PWMU.CO – Pejabat cawe-cawe dalam Pemilu 2024 itu menyalahgunakan wewenang. Karena itu Muhammadiyah meminta para pejabat tidak melakukannya.
Demikian disampaikan Ketua Umum Pimpinan Pusat Muhammadiyah, Haedar Nashir, di acara forum media gathering di Aula Masjid At-Tanwir PP Muhammadiyah Jakarta, Kamis (22/6).
”Para pejabat, siapapun itu tidak menyalahgunakan wewenang dengan ikut cawe-cawe dalam Pemilu 2024,” kata Haedar Nashir seperti ditulis muhammadiyah.or.id.

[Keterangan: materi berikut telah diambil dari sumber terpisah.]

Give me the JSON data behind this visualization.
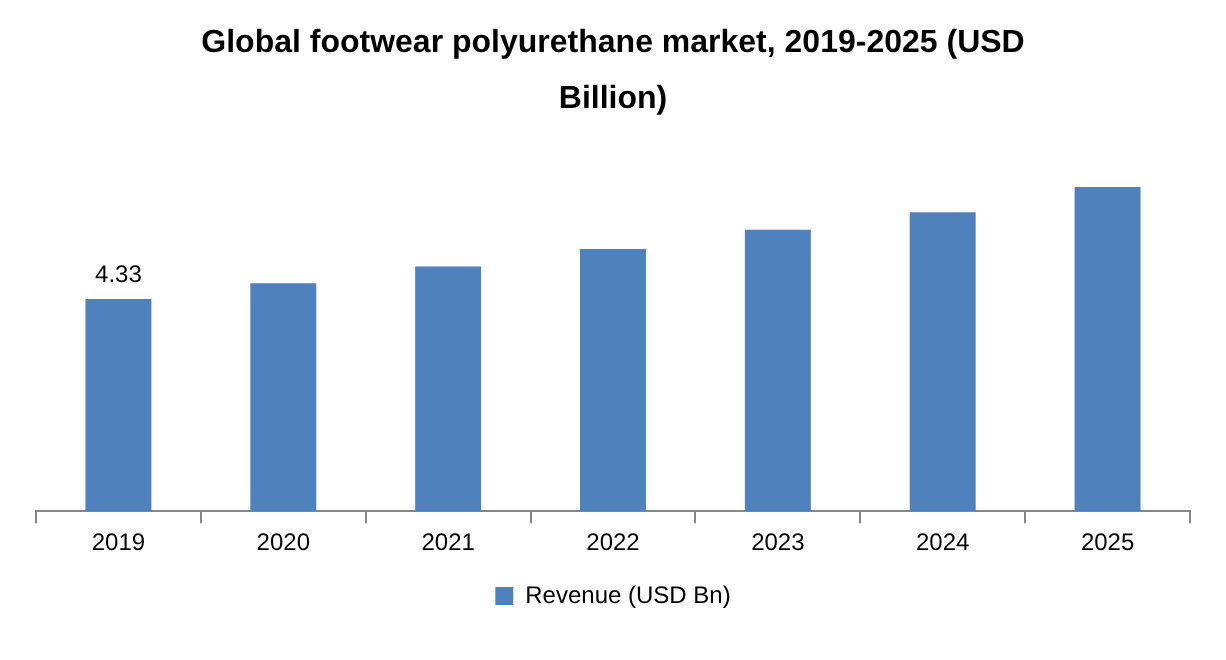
{
  "chart_data": {
    "type": "bar",
    "title": "Global footwear polyurethane market, 2019-2025 (USD Billion)",
    "categories": [
      "2019",
      "2020",
      "2021",
      "2022",
      "2023",
      "2024",
      "2025"
    ],
    "series": [
      {
        "name": "Revenue (USD Bn)",
        "color": "#4f81bd",
        "values": [
          4.33,
          4.65,
          4.99,
          5.35,
          5.74,
          6.1,
          6.61
        ],
        "value_labels": [
          "4.33",
          null,
          null,
          null,
          null,
          null,
          null
        ]
      }
    ],
    "grid": false,
    "legend": "bottom"
  }
}
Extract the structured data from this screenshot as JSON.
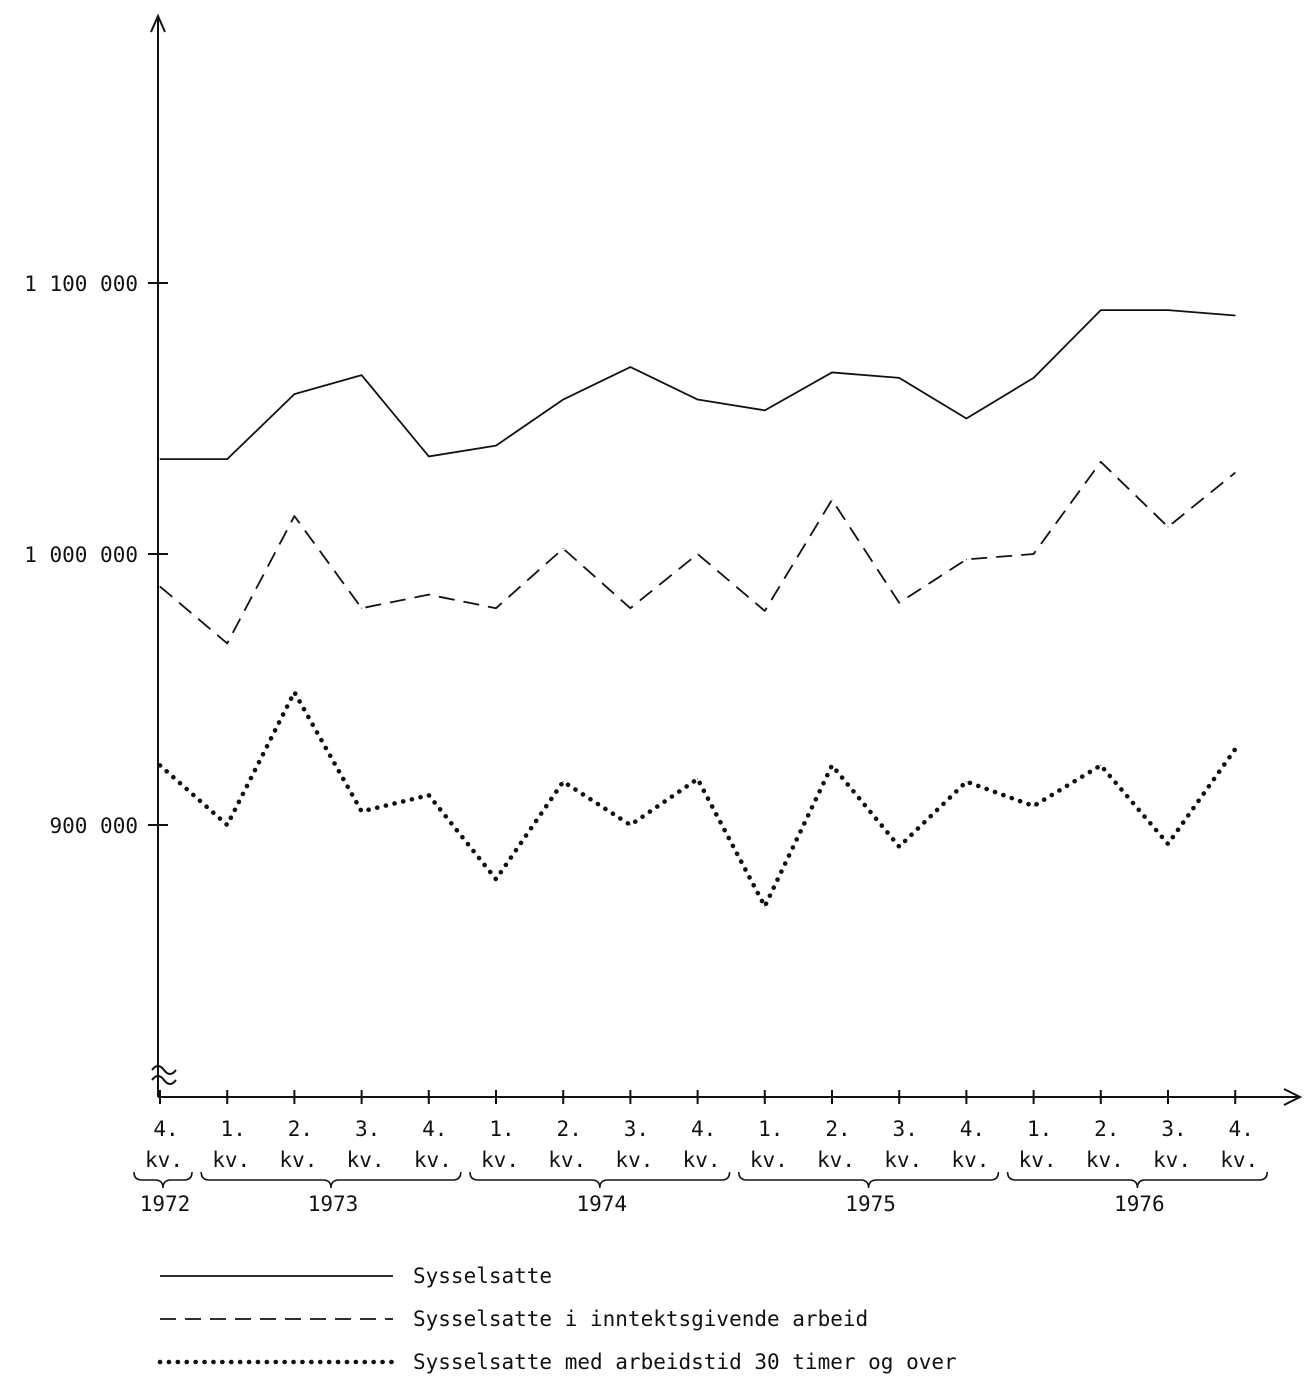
{
  "chart_data": {
    "type": "line",
    "y_ticks": [
      {
        "value": 1100000,
        "label": "1 100 000"
      },
      {
        "value": 1000000,
        "label": "1 000 000"
      },
      {
        "value": 900000,
        "label": "900 000"
      }
    ],
    "ylim": [
      800000,
      1200000
    ],
    "y_axis_break": true,
    "grid": false,
    "legend_position": "bottom",
    "quarters": [
      {
        "q": "4.",
        "kv": "kv."
      },
      {
        "q": "1.",
        "kv": "kv."
      },
      {
        "q": "2.",
        "kv": "kv."
      },
      {
        "q": "3.",
        "kv": "kv."
      },
      {
        "q": "4.",
        "kv": "kv."
      },
      {
        "q": "1.",
        "kv": "kv."
      },
      {
        "q": "2.",
        "kv": "kv."
      },
      {
        "q": "3.",
        "kv": "kv."
      },
      {
        "q": "4.",
        "kv": "kv."
      },
      {
        "q": "1.",
        "kv": "kv."
      },
      {
        "q": "2.",
        "kv": "kv."
      },
      {
        "q": "3.",
        "kv": "kv."
      },
      {
        "q": "4.",
        "kv": "kv."
      },
      {
        "q": "1.",
        "kv": "kv."
      },
      {
        "q": "2.",
        "kv": "kv."
      },
      {
        "q": "3.",
        "kv": "kv."
      },
      {
        "q": "4.",
        "kv": "kv."
      }
    ],
    "years": [
      {
        "label": "1972",
        "first_quarter_index": 0,
        "last_quarter_index": 0
      },
      {
        "label": "1973",
        "first_quarter_index": 1,
        "last_quarter_index": 4
      },
      {
        "label": "1974",
        "first_quarter_index": 5,
        "last_quarter_index": 8
      },
      {
        "label": "1975",
        "first_quarter_index": 9,
        "last_quarter_index": 12
      },
      {
        "label": "1976",
        "first_quarter_index": 13,
        "last_quarter_index": 16
      }
    ],
    "series": [
      {
        "name": "Sysselsatte",
        "style": "solid",
        "values": [
          1035000,
          1035000,
          1059000,
          1066000,
          1036000,
          1040000,
          1057000,
          1069000,
          1057000,
          1053000,
          1067000,
          1065000,
          1050000,
          1065000,
          1090000,
          1090000,
          1088000
        ]
      },
      {
        "name": "Sysselsatte i inntektsgivende arbeid",
        "style": "dashed",
        "values": [
          988000,
          967000,
          1014000,
          980000,
          985000,
          980000,
          1002000,
          980000,
          1000000,
          979000,
          1020000,
          982000,
          998000,
          1000000,
          1034000,
          1010000,
          1030000
        ]
      },
      {
        "name": "Sysselsatte med arbeidstid 30 timer og over",
        "style": "dotted",
        "values": [
          922000,
          900000,
          949000,
          905000,
          911000,
          880000,
          916000,
          900000,
          917000,
          870000,
          922000,
          892000,
          916000,
          907000,
          922000,
          893000,
          928000
        ]
      }
    ]
  }
}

Jadi hal yang dipesankan oleh Muhammadiyah, sambung dia, jangan sampai ada abuse of power, jangan sampai ada penyalahgunaan kekuasaan.
Haedar menyebut pejabat cawe-cawe tidak tepat dilakukan, baik itu pejabat eksekutif, pejabat legislatif, pejabat yudikatif, maupun pejabat di lembaga kenegaraan yang lain.
Menurut dia, harga yang dibayar untuk penyalahgunaan ini cukup mahal bagi kesehatan sebuah negara.
”Pesan Muhammadiyah untuk seluruh pejabat yang punya posisi di dalam pemerintahan, baik di eksekutif dari presiden, gubernur, walikota sampai bupati, maupun di legislatif, ketua MPR, ketua DPR, tentu juga di lembaga-lembaga yudikatif bahkan di Mahkamah Konstitusi agar bagaimana Pemilu ini tidak sekadar luber-jurdil, bermartabat dalam konteks kemandirian tapi juga tidak menimbulkan proses konflik politik yang keras akibat dari tidak bisa menahan posisi dan menahan keterlibatan di dalam proses politik,” tegasnya.
Alih-alih ikut cawe-cawe, para pejabat diharapkan mengawal pemilu secara adil tanpa menyalahgunakan kewenangan yang dimilikinya.
”Maka kami mengimbau pada seluruh institusi pemerintahan dalam eksekutif, legislatif, dan yudikatif termasuk di dalamnya TNI-Polri agar bisa mengawal pemilu itu sebagai wasit dan pemimpin yang adil. Nah itu poin penting kami,” ujarnya.
Calon Presiden
Haedar Nashir menyatakan kriteria calon presiden dan wakil presiden ideal versi Muhammadiyah adalah sosok negarawan yang berdiri di atas semua golongan.
“Secara umum calon presiden itu, siapapun yang nanti jadi presiden dan wakil presiden, dia kepala pimpinan eksekutif dan kepala negara. Dalam konteks kepala negara, dia harus menjadi milik semua golongan. Jadi dari manapun dia dicalonkan dan dia nanti mungkin berkoalisi, tapi dia harus jadi negarawan, mengutamakan kepentingan politik kebangsaan dan kenegarawanan.
”Jangan lagi bahwa kalau dari partai politik pendukungnya, maka hanya mengurus urusan yang jadi pendukungnya. Jadi ini penting ke depan,” tuturnya.
Sebagai seorang pemimpin negara, Haedar menekankan agar calon tersebut berorientasi pada Pancasila, UUD 1945, dan cita-cita kenegaraan. Selain itu, calon tersebut juga harus menjadi tokoh yang mampu menggerakkan kemajuan Indonesia di berbagai sektor.
”Itu harus jadi patokan dan mereka harus menjadi figur dan sekaligus membawa kemajuan Indonesia di tengah persaingan regional dan global yang kemajuan itu bukan saja bersifat pragmatis, ekonomi, politik, demokrasi semata, tapi kemajuan yang bersifat menyeluruh,” urainya.
Dia mengatakan saat ini belum ada kriteria khusus dari Muhammadiyah soal siapa calon yang memenuhi kriteria tersebut. Kata dia siapapun yang berjiwa negarawan dan mengutamakan kepentingan semua golongan layak untuk menjadi seorang pemimpin Indonesia.
”Kita tidak ingin masuk pada kriteria, tapi pesan moral yang besar adalah kata kuncinya harus menjadi negarawan. Boleh dalam kontestasi politik mereka menjadi politisi tapi begitu terpilih, dia harus jadi negarawan. Tapi untuk jadi negarawan kan harus dimulai dari sekarang,” ujarnya.